「軒先迄燃え焼失を免る」

埼玉県比企郡K.T

一月二十二日午前一時四十分頃、突然隣に寝ていた長女に「火事だ」と起されたので反射的に表の方をみますと、僅か一寸程開いている襖の間から道路に面し た座敷の障子が真赤にみえましたので、早速表座敷の障子を開けて近所の人々に大声で火災を告げました。この騒ぎに階下に寝ていた次女、三女も起きて二階に 来て光明如来様に祝詞を上げ始めました。私も長女もこれに伍して一心に祝詞を上げました。何しろ火事は意外に近く私の家から僅か七、八米の筋向いの二階家 です。深夜の事故人々は集まらず、火の廻りは意外に早く猛火は私の家の真前の二階に移ってしまいました。近隣の半鐘も漸く乱打され始めました。この間まったく数分間のように思われましたが、実際はそれほどでもなかったのでしょう。私の家も既に類焼を免れない事を私は覚悟しました。女手ばかりのところへ長女 が病気の為どうにもならず、私はすべてを光明如来様にお任せする事に決め、さらに祝詞を奏上火に向って浄霊いたしておりました。火は漸く猛威を揮い私の家 も軒下一杯に火がはってまいりました。ガラスは次々に音を立てて割れてゆき、階下で誰かが友田屋(私の家の屋号)についたという声をききました時には、流 石に心の動揺を禁じ得ませんでしたが、すでにこの期に及んではいたし方がありませんので、更に神に対する信念をつよめ、浄霊を続けておりました。

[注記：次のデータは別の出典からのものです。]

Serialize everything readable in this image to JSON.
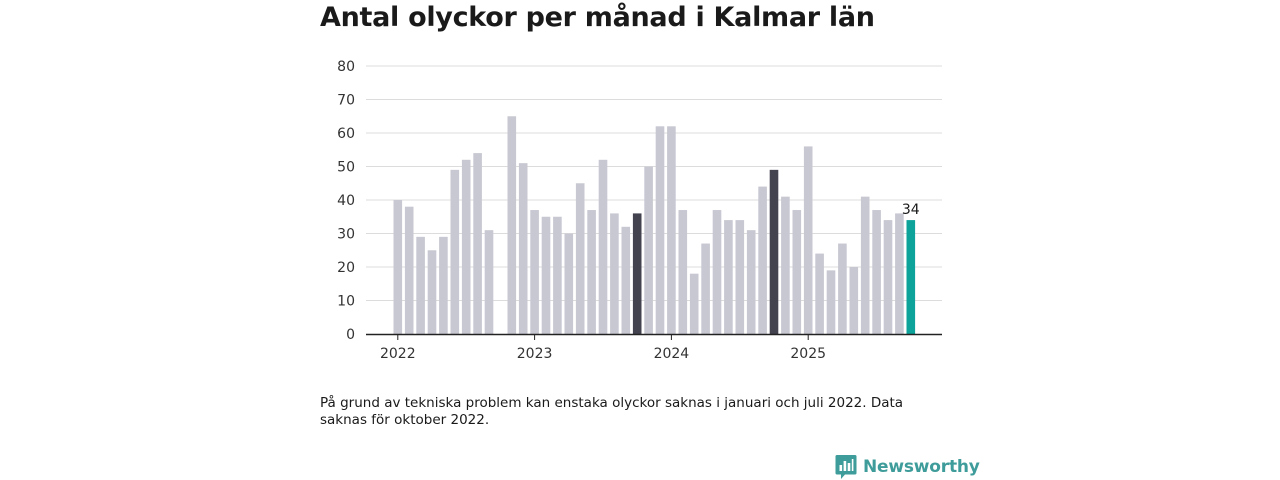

この時不思議と申しましては誠に勿体ない事でございますが、軒下をはっていた火が私の家から離れてただガラスの割れる音のみが残りました。勿論家の戸は 全部しめてありましたので、家の中へはまだ誰も入りませんでしたが、たまりかねてこの時裏木戸を破って大勢の人が入って来て「大切なものから出しましょう」といってくれますので、一応荷物を出してもらう事にし、三女に荷物の番をさせすべては他人の力を借りて荷物も順調に出していただきました。火も多少下 火になり駈付けた消防ポンプも水を出し始めましたので、私の家は焼けないと人々がいい出しましたので、光明如来様の御力に感銘し神様への信念を一層深くい たしました。細い路をへだてて向う三軒が失われた事に対しては、ただお気の毒でなりません。この間僅か四、五十分全く夢のようでした。再び人手を借りて荷 物を家の中へ入れて頂き、幸い失くなった物もなく、総てが終り手伝って下さった人々の話がただ「不思議だった、不思議だった」と言う言葉のみ交わされましたが、私はこの人達に知らせる適当な言葉が見当りませんでした。この人達の心がまだ落付いていなかったからです。しかし間もなくこの多くの人達がこの尊い お力によって次々救われて行く日の近い事を信じております。猛火より救われた私ども一家の喜びを御想像下さい。